One possible snag in the DMTF effort is the lack of participation by Amazon and its EC2. Winston Bumpus, president of the DMTF and VMwares standards director believes that the DMTF effort should move forward regardless. "If the APIs are wll drafted and widely followed, the pressure will build on Amazon to support it."
The need for standards and the desirability of open source projects for cloud computing infrastructure and management seems to be needed, and needed quickly. A June 2010 survey by Information Week Analytics shows that 40% of surveyed companies are already using cloud services and another 20% plan to use them within the next 24 months. Charles Babcock, at techweb.com suggests:
We need all these efforts to evolve the cloud, so it connects to many different customers and implements varied styles of computing.
Will your company find value in standards or be able to take advantage of the open source projects focused on cloud computing as an infrastructure service?
Machine image portability is not the problem
Developers expect the cloud applications to be portable. This needs standardization of middleware (eg: stateless architecture) and datastore (eg: NoSQL - BigTable, Azure storage, Force.com DB) at the PaaS layer.

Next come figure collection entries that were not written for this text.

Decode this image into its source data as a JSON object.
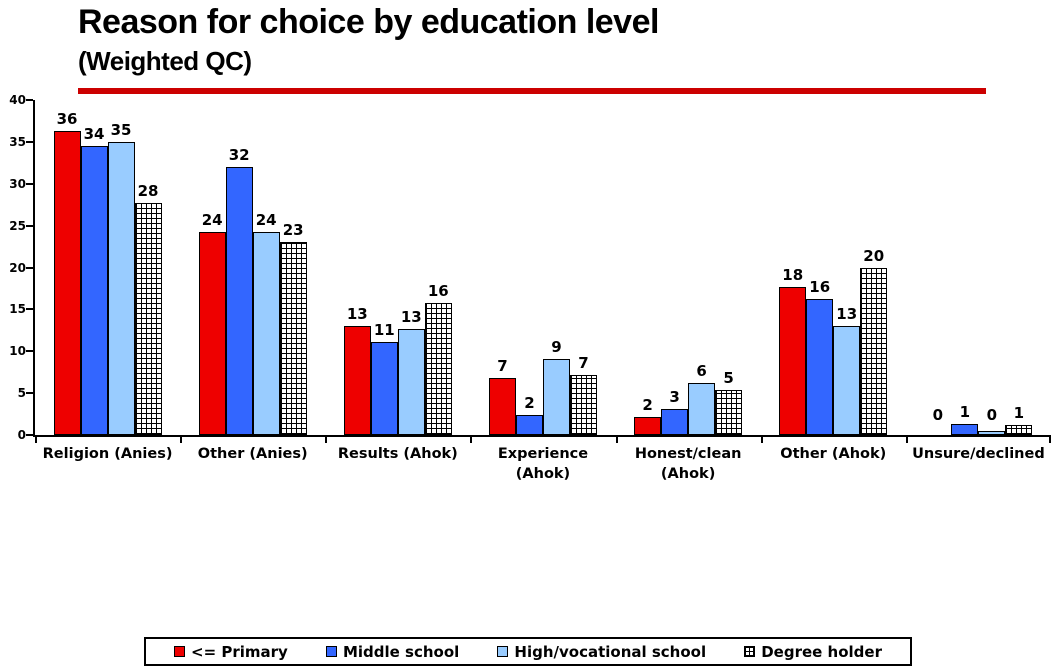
{
  "header": {
    "title": "Reason for choice by education level",
    "subtitle": "(Weighted QC)",
    "rule_color": "#CC0000"
  },
  "chart_data": {
    "type": "bar",
    "title": "Reason for choice by education level (Weighted QC)",
    "xlabel": "",
    "ylabel": "",
    "grid": false,
    "legend_position": "bottom",
    "y_axis": {
      "min": 0,
      "max": 40,
      "tick_step": 5,
      "ticks": [
        0,
        5,
        10,
        15,
        20,
        25,
        30,
        35,
        40
      ]
    },
    "categories": [
      "Religion (Anies)",
      "Other (Anies)",
      "Results (Ahok)",
      "Experience (Ahok)",
      "Honest/clean (Ahok)",
      "Other (Ahok)",
      "Unsure/declined"
    ],
    "series": [
      {
        "name": "<= Primary",
        "color": "#EE0000",
        "pattern": false,
        "labels": [
          "36",
          "24",
          "13",
          "7",
          "2",
          "18",
          "0"
        ],
        "values": [
          36.3,
          24.2,
          13.0,
          6.8,
          2.2,
          17.7,
          0
        ]
      },
      {
        "name": "Middle school",
        "color": "#3366FF",
        "pattern": false,
        "labels": [
          "34",
          "32",
          "11",
          "2",
          "3",
          "16",
          "1"
        ],
        "values": [
          34.5,
          32.0,
          11.1,
          2.4,
          3.1,
          16.2,
          1.3
        ]
      },
      {
        "name": "High/vocational school",
        "color": "#99CCFF",
        "pattern": false,
        "labels": [
          "35",
          "24",
          "13",
          "9",
          "6",
          "13",
          "0"
        ],
        "values": [
          35.0,
          24.2,
          12.6,
          9.1,
          6.2,
          13.0,
          0.5
        ]
      },
      {
        "name": "Degree holder",
        "color": "#FFFFFF",
        "pattern": true,
        "labels": [
          "28",
          "23",
          "16",
          "7",
          "5",
          "20",
          "1"
        ],
        "values": [
          27.7,
          23.1,
          15.8,
          7.2,
          5.4,
          19.9,
          1.2
        ]
      }
    ]
  }
}
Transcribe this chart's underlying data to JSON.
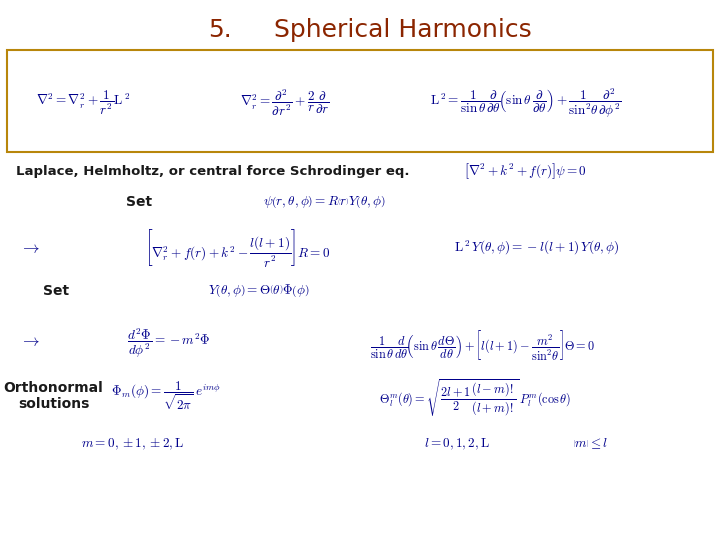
{
  "title_number": "5.",
  "title_text": "Spherical Harmonics",
  "title_color": "#8B2500",
  "title_fontsize": 18,
  "math_color": "#00008B",
  "label_color": "#1a1a1a",
  "bg_color": "#FFFFFF",
  "box_color": "#B8860B",
  "eq_top_1": "$\\nabla^2 = \\nabla_r^2 + \\dfrac{1}{r^2}\\mathrm{L}^{\\,2}$",
  "eq_top_2": "$\\nabla_r^2 = \\dfrac{\\partial^2}{\\partial r^2} + \\dfrac{2}{r}\\dfrac{\\partial}{\\partial r}$",
  "eq_top_3": "$\\mathrm{L}^{\\,2} = \\dfrac{1}{\\sin\\theta}\\dfrac{\\partial}{\\partial\\theta}\\!\\left(\\sin\\theta\\,\\dfrac{\\partial}{\\partial\\theta}\\right) + \\dfrac{1}{\\sin^2\\!\\theta}\\dfrac{\\partial^2}{\\partial\\phi^2}$",
  "eq_laplace": "Laplace, Helmholtz, or central force Schrodinger eq.",
  "eq_helmholtz": "$\\left[\\nabla^2 + k^2 + f(r)\\right]\\psi = 0$",
  "label_set1": "Set",
  "eq_set1": "$\\psi\\left(r,\\theta,\\phi\\right) = R\\left(r\\right)Y\\left(\\theta,\\phi\\right)$",
  "arrow1": "$\\rightarrow$",
  "eq_arrow1_left": "$\\left[\\nabla_r^2 + f(r) + k^2 - \\dfrac{l(l+1)}{r^2}\\right]R = 0$",
  "eq_arrow1_right": "$\\mathrm{L}^{\\,2}\\,Y(\\theta,\\phi) = -l(l+1)\\,Y(\\theta,\\phi)$",
  "label_set2": "Set",
  "eq_set2": "$Y\\left(\\theta,\\phi\\right) = \\Theta\\left(\\theta\\right)\\Phi\\left(\\phi\\right)$",
  "arrow2": "$\\rightarrow$",
  "eq_arrow2_left": "$\\dfrac{d^2\\Phi}{d\\phi^2} = -m^2\\Phi$",
  "eq_arrow2_right": "$\\dfrac{1}{\\sin\\theta}\\dfrac{d}{d\\theta}\\!\\left(\\sin\\theta\\,\\dfrac{d\\Theta}{d\\theta}\\right) + \\left[l(l+1) - \\dfrac{m^2}{\\sin^2\\!\\theta}\\right]\\Theta = 0$",
  "label_ortho": "Orthonormal\nsolutions",
  "eq_ortho_left": "$\\Phi_m(\\phi) = \\dfrac{1}{\\sqrt{2\\pi}}\\,e^{im\\phi}$",
  "eq_ortho_right": "$\\Theta_l^m(\\theta) = \\sqrt{\\dfrac{2l+1}{2}\\dfrac{(l-m)!}{(l+m)!}}\\,P_l^m(\\cos\\theta)$",
  "eq_m_range": "$m = 0, \\pm 1, \\pm 2, \\mathrm{L}$",
  "eq_l_range": "$l = 0, 1, 2, \\mathrm{L}$",
  "eq_m_constraint": "$\\left|m\\right| \\leq l$"
}
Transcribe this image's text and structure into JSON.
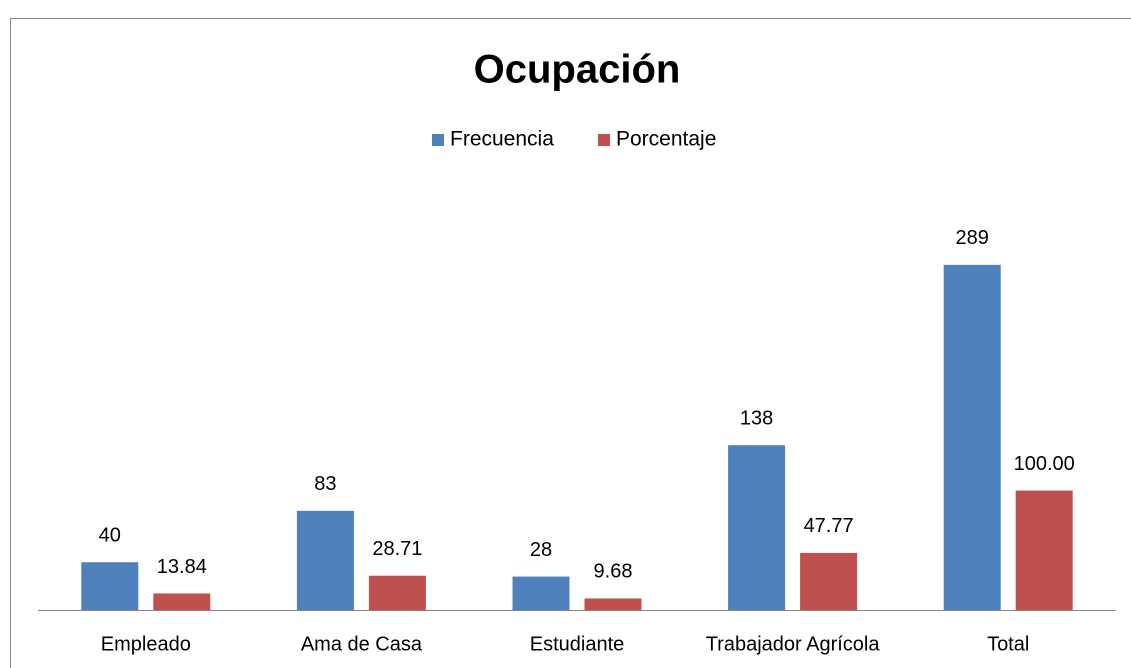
{
  "chart_data": {
    "type": "bar",
    "title": "Ocupación",
    "categories": [
      "Empleado",
      "Ama de Casa",
      "Estudiante",
      "Trabajador Agrícola",
      "Total"
    ],
    "series": [
      {
        "name": "Frecuencia",
        "color": "#4f81bd",
        "values": [
          40,
          83,
          28,
          138,
          289
        ]
      },
      {
        "name": "Porcentaje",
        "color": "#c0504d",
        "values": [
          13.84,
          28.71,
          9.68,
          47.77,
          100
        ],
        "value_labels": [
          "13.84",
          "28.71",
          "9.68",
          "47.77",
          "100.00"
        ]
      }
    ],
    "ylim": [
      0,
      350
    ],
    "legend": "top",
    "grid": false
  }
}
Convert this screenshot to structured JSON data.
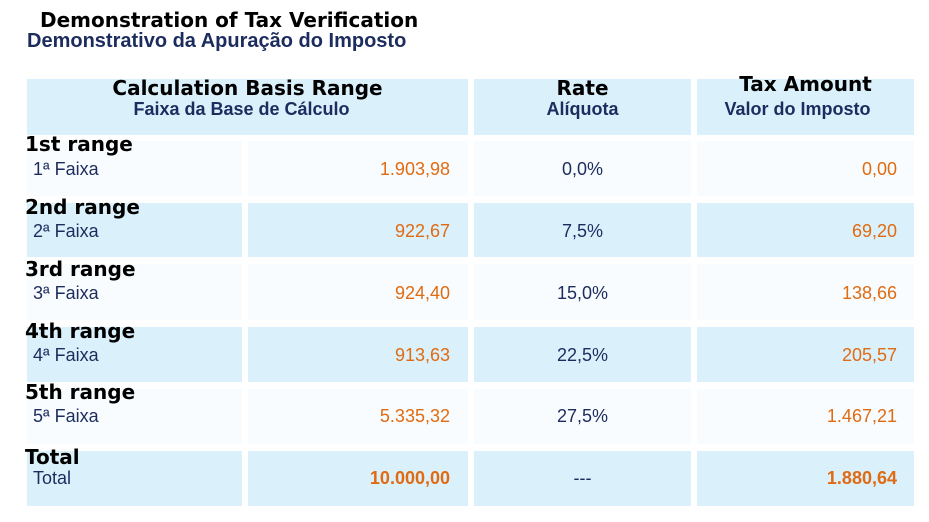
{
  "title": {
    "en": "Demonstration of Tax Verification",
    "pt": "Demonstrativo da Apuração do Imposto"
  },
  "headers": {
    "range": {
      "en": "Calculation Basis Range",
      "pt": "Faixa da Base de Cálculo"
    },
    "rate": {
      "en": "Rate",
      "pt": "Alíquota"
    },
    "tax": {
      "en": "Tax Amount",
      "pt": "Valor do Imposto"
    }
  },
  "rows": [
    {
      "en": "1st range",
      "pt": "1ª Faixa",
      "base": "1.903,98",
      "rate": "0,0%",
      "tax": "0,00"
    },
    {
      "en": "2nd range",
      "pt": "2ª Faixa",
      "base": "922,67",
      "rate": "7,5%",
      "tax": "69,20"
    },
    {
      "en": "3rd range",
      "pt": "3ª Faixa",
      "base": "924,40",
      "rate": "15,0%",
      "tax": "138,66"
    },
    {
      "en": "4th range",
      "pt": "4ª Faixa",
      "base": "913,63",
      "rate": "22,5%",
      "tax": "205,57"
    },
    {
      "en": "5th range",
      "pt": "5ª Faixa",
      "base": "5.335,32",
      "rate": "27,5%",
      "tax": "1.467,21"
    }
  ],
  "total": {
    "en": "Total",
    "pt": "Total",
    "base": "10.000,00",
    "rate": "---",
    "tax": "1.880,64"
  },
  "colors": {
    "header_bg": "#daf0fb",
    "row_alt_bg": "#daf0fb",
    "row_bg": "#f8fcfe",
    "navy_text": "#1d2c5e",
    "orange_text": "#e06b12"
  }
}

Re: Machine image portability is not the problem
One project that seems to try to address this issue is Apache Nuvem, which recently joined Apache and is currently undergoing the Incubation process at the ASF and it has the main goal to : Define an open API that abstracts common cloud platform services to help decouple the application logic from the particulars of a specific proprietary cloud AND Implement the Nuvem API for popular clouds such as Google AppEngine, Amazon EC2 and Microsoft Azure. If people are interested in this area, feel free to join us at Apache Nuvem mailing lists.
Re: Machine image portability is not the problem
GridGain is a distributed cloud computing middleware that combines that combines compute and data grid technology with unique auto-scaling capabilities on any managed infrastructure - from a single laptop to a large hybrid cloud consisting of thousands of nodes.
Using GridGain you can quickly build distributed applications that work natively in the cloud environment: scale up or down based on the demand, cache distributed data for high availability, and speed up long running tasks using MapReduce.
GridGain = Compute + Data + Cloud
I like vmforce, especially from the point of view that it enables java developers to leverage force.com marketplace. But this "portability" pitch of vmforce without substantiation is simply overrated.
vmforce is based on spring and runs on force.com DB. This is a proprietary database of salesforce.com. Once your application is written using persistence and query language specific to force.com DB, is difficult to port it, even though it is written in java!
Thats why i was talking about standardization of datastore (eg: NoSQL - BigTable, Azure storage, Force.com DB) access, earlier.
But the JPA was spec-ed for relational databases (unlike JDO). Trying to retrofit these NoSQL databases into the same standards, is not a good idea, IMO. Apart from the join & query limitations, in ACID properties:
- Atomicity is not guaranteed across partitions for these databases (both BigTable & Force.com DB that DataNucleus supports). It has to be built around idempotency, instead of 2-phase commits.
- Transaction isolation. JPA assumes pessimistic concurrency control, instead of optimistic. The workaround that we do around session.flush() either screws up read consistency or atomicity. It is also not clear how columns that are stored as rows in Force.com DB, work for row locks in READ_COMMITTED transaction isolation.
So i re-iterate: standardization of datastore access, please!